To celebrate the special fortnight (which gets underway on September 23) we've rounded up five of our favourite products which have come straight from our home grown British larder and listed some innovative ways to cook with them.
Bramley cooking apples
Legend has it that the first Bramley tree grew from pips planted by a young girl, Mary Ann Brailsford, in her garden in Southwell, Nottinghamshire in 1809. Nowadays Bramley Apples are grown in the south east, east Midlands and Northern Ireland.
"They have a light and fluffy texture once cooked, meaning they break down easily and are perfect for sauces and crumbles," Food Writer Cate Dixon tells us. But it's not just apple crumbles the humble Bramley works its magic in.
- Treat yourself to a new take on the loveable bacon buttie by adding some cooked Bramley apples into your sandwich.
- Stuff your Bramley with chopped dates, figs and dried cranberries for a hearty, sweet and tasty autumnal pudding served with custard.
- Deep fry the apple peel and top your soup with it for a crispy, sweet and alternative topping.
Growers selection carrots
British carrots are now available all year round but this wasn't always the case. In years gone by the tasty veg was considered 'positively exotic' as it was thought that the carrot first came from Afghanistan sometime around the 7th Century AD, when they were originally purple. Who'd have thought!
Carrots can be used in savoury dishes like a hearty stew, a warming soup, a delicious dip and also make a tasty side to any Sunday roast. Cate thinks they're also pretty good in sweet dishes. She says, "Carrot cake is probably the best known sweet dish but it is also hugely popular in India in halva recipes or grated into cookie dough to give extra moisture."
- Going meat-free? Try our pulled carrot burger. The veg has been spiralised and then coated in delicious homemade barbecue sauce.
Carrots also make great rostis. We've combined ours with potatoes for a tasty side dish.
The versatile veg also works wonders in smoothies. Pair it with ginger, add in some apples and blitz in your carrots.

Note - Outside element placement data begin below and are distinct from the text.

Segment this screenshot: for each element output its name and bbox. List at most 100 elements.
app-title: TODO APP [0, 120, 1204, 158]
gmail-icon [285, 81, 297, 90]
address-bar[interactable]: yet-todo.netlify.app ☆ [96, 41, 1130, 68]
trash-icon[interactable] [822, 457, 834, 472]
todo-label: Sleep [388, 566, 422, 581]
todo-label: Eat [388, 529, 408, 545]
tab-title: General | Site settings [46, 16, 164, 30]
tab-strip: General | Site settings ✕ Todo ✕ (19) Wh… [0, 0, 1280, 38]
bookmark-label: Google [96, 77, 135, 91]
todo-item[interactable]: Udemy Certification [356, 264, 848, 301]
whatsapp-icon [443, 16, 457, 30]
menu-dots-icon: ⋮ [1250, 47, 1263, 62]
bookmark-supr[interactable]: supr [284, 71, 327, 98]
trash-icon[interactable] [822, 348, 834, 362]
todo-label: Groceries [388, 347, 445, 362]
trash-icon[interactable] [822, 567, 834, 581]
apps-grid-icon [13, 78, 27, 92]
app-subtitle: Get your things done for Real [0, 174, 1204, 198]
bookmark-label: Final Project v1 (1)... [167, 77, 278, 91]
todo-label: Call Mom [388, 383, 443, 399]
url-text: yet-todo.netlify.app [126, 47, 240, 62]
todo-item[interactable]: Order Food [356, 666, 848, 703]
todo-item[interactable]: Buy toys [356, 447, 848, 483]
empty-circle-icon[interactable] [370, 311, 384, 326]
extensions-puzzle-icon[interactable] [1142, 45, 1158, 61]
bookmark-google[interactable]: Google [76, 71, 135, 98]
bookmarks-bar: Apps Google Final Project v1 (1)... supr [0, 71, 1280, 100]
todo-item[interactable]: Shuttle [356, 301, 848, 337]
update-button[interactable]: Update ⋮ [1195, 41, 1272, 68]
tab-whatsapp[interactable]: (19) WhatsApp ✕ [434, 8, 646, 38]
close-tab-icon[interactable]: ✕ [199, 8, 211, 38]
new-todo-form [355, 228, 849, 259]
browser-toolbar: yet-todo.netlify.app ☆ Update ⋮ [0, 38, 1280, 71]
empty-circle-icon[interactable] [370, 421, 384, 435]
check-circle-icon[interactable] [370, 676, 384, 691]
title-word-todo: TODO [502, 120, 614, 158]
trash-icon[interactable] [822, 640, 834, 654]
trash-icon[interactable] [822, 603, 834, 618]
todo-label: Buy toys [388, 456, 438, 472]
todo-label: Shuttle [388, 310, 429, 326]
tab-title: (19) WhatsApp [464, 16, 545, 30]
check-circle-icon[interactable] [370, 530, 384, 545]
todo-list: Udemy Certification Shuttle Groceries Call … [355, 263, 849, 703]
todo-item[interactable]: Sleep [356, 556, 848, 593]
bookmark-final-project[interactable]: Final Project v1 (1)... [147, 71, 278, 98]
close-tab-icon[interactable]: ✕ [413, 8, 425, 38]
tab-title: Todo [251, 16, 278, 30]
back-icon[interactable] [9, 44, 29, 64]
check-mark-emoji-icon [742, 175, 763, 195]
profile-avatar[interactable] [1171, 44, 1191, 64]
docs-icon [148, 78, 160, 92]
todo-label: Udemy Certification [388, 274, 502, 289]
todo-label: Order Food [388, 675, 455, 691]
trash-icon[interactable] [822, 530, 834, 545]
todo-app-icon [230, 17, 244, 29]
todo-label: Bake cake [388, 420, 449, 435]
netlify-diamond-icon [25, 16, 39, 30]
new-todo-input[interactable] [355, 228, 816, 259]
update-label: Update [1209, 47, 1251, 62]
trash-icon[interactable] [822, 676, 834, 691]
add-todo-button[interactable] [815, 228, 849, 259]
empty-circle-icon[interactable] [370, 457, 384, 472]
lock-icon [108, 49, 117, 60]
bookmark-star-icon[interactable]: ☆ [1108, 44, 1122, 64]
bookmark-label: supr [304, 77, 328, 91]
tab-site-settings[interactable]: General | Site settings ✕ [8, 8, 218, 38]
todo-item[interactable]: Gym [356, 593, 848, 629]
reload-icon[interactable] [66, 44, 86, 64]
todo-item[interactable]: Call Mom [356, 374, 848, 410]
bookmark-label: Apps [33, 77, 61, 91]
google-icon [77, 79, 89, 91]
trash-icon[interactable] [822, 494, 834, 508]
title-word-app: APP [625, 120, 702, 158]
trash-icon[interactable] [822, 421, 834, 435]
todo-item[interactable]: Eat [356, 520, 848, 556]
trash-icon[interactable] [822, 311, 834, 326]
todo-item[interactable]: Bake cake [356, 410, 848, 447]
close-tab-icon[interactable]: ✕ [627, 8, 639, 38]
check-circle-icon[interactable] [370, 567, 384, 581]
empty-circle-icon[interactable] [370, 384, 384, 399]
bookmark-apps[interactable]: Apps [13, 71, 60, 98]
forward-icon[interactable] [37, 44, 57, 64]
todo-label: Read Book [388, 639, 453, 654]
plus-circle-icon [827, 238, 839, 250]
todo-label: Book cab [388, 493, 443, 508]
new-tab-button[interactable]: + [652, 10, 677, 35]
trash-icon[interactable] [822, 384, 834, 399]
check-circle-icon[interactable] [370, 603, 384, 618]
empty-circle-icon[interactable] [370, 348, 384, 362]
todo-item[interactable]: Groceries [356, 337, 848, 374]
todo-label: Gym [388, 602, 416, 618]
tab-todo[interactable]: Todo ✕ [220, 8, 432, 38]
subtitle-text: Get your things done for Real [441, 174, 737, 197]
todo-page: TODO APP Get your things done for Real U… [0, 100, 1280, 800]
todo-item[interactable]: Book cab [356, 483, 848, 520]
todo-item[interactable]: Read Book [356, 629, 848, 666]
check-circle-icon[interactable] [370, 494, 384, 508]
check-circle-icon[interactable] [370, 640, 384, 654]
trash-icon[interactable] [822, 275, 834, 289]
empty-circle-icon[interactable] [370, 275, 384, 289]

This home-grown oil, which is one of only two oils grown and bottled in the UK, originates from the rape flower which is characterised by the fields of yellow dotted across the UK in the late spring. Cate says, "It is often cold pressed to give a high-quality oil that, thanks to its neutral flavour, can be used in every aspect of cooking."
You can use it in dressings, as well as in baking, frying and any other form of cooking.
Our Extra Special Rich & Intense Smoked Salmon is sourced from farms in the crisp waters off Sheltand. After filleting, the salmon is cured with a perfect balance of sea salt and demerara sugar and then it's hung in traditional brick kilns and smoked over peat and cherrywood chips for 24 hours, before allowing it to mature for the perfect amount of time to develop its distinctive, smoky flavour.
- For a more indulgent afternoon tea, fill your scones with a sliver of smoked salmon and a dollop of crème fraîche.
- Add this wonderful ingredient into an eggy muffin mixture which you could have for breakfast or a snack.
- Salmon is the perfect ingredient to top your canapés with like these dill and lemon bites.
- If you've got any leftovers, throw it into a carbonara pasta instead of bacon.
British beer has had somewhat of a resurgence over the past couple of years with our love for local craft ales growing. Around 50 new and different varieties hit our shelves this May including many English ales, refreshing pilsners and hoppy and session IPAs.
But beers aren't just for drinking.
- Ever heard of beertails? They're the new cocktail craze with amazing concoctions made from beer. Tomato juice, lime juice, a drop of Worcestershire sauce, and Tabasco topped with beer make for a delicious take on the Bloody Mary!